Step 7: Quality measurement of graph projections

  • take the input graph (Les Misérables network, Jazz network, League network)
  • take the layouts computed by force-directed, layered, projection
  • draw these layouts side by side
  • compute the quality metrics (graph-related (crossing number, crossing resolution, stress of layout), projection-related (continuity, trustworthiness, stress, Shepard))
  • compare and discuss the results (and argue about which of the layouts YOU prefer)

Additional bonus tasks on all steps

You can choose to implement any number of the following tasks.

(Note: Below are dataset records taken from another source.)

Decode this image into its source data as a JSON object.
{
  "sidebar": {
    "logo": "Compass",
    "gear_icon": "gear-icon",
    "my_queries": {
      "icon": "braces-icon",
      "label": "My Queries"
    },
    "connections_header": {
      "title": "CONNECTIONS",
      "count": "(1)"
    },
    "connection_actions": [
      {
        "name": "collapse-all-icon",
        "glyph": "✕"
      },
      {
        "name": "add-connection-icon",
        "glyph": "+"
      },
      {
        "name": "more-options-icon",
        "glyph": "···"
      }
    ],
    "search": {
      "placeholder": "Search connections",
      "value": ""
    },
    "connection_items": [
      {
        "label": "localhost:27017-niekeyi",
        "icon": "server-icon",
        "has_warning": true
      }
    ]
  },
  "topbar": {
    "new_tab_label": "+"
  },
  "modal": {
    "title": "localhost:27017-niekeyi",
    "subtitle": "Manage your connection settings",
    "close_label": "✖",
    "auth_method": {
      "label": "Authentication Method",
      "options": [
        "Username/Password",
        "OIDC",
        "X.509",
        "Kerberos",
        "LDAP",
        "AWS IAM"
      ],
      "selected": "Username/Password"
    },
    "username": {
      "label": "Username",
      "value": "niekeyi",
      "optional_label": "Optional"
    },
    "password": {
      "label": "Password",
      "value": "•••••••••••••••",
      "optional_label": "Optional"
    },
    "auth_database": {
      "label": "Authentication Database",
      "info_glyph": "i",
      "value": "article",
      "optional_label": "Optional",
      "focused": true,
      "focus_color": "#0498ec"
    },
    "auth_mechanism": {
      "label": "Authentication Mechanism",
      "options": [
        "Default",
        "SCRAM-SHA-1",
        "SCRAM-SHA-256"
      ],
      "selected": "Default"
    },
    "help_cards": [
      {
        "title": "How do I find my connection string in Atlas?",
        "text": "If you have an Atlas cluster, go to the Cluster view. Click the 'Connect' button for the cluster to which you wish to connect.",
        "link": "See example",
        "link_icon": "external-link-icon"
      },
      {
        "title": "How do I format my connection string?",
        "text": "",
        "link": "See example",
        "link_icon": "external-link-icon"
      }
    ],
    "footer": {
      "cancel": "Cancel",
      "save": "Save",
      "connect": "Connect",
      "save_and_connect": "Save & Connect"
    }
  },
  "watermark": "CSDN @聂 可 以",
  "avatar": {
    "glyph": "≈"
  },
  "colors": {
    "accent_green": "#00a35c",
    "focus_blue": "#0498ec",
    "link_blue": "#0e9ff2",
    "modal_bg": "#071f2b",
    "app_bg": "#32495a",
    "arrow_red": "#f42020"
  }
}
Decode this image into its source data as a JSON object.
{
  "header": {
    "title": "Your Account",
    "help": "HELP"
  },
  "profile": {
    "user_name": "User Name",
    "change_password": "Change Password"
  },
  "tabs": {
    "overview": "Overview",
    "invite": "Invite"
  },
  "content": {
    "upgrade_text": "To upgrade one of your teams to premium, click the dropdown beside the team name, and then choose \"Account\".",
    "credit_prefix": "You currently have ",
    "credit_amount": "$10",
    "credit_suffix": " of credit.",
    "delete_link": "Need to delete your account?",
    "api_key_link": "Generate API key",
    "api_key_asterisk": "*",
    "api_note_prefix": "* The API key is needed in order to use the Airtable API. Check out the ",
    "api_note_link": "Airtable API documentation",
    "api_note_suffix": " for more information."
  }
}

  • Consider the three algorithms you implemented (Steps 2-4). Apply your implementations to graphs of various sizes. Pick three sizes that make sense for each implementation, explain your choices. Discuss how your implementations and parametrizations scale. See the reference on Datasets page for more graph instances. Note that this step may require you to be able to read other graph formats beyond simple edge list.
  • Return to the tree layout. Which quality metric can be additionally optimized to improve the layouts your have constructed? Implement a suggested improvement and evaluate the results.
  • Return to the force-directed algorithm. Implement the speed-up of computing repulsive forces using quad-tree. Measure the time that layout algorithm takes for N iterations with and without speed up. Discuss your results.
  • Return to the layered layout. Implement the step of node positioning using quadratic programming. Get creative: propose your own method for node positioning. Compare the results.
  • Return to the layered layout. Implement drawing of the edges using curves (e.g. splines or any other choice of yours) to improve the quality of the result. You can check yEd on how the final drawings may look like.
  • Return to the multilayer/clustered graphs visualization. Expand your method to work for more than two clusters. For this you need to find a way to arrange an arbitrary number of boxes (containing layouts of the layers) next to each other. We do not recommend just to stack them vertically or horizontally.
  • Return to your edge-bundling implementation. Implement the Gaussian smoothing to make your bundles look better.

Grading

Final deliverable
Each step will be graded between 1-10 dependent on the completeness of the implementation in the final deliverable. Each accomplished bonus task adds up to 2 points to the summed grade. We communicate to you only the overall final grade for the final deliverable and can discuss the grading of individual step on request.

Progress
Every week we evaluate your progress with a grade between 1-10. The summed grade counts as 25% of the final grade.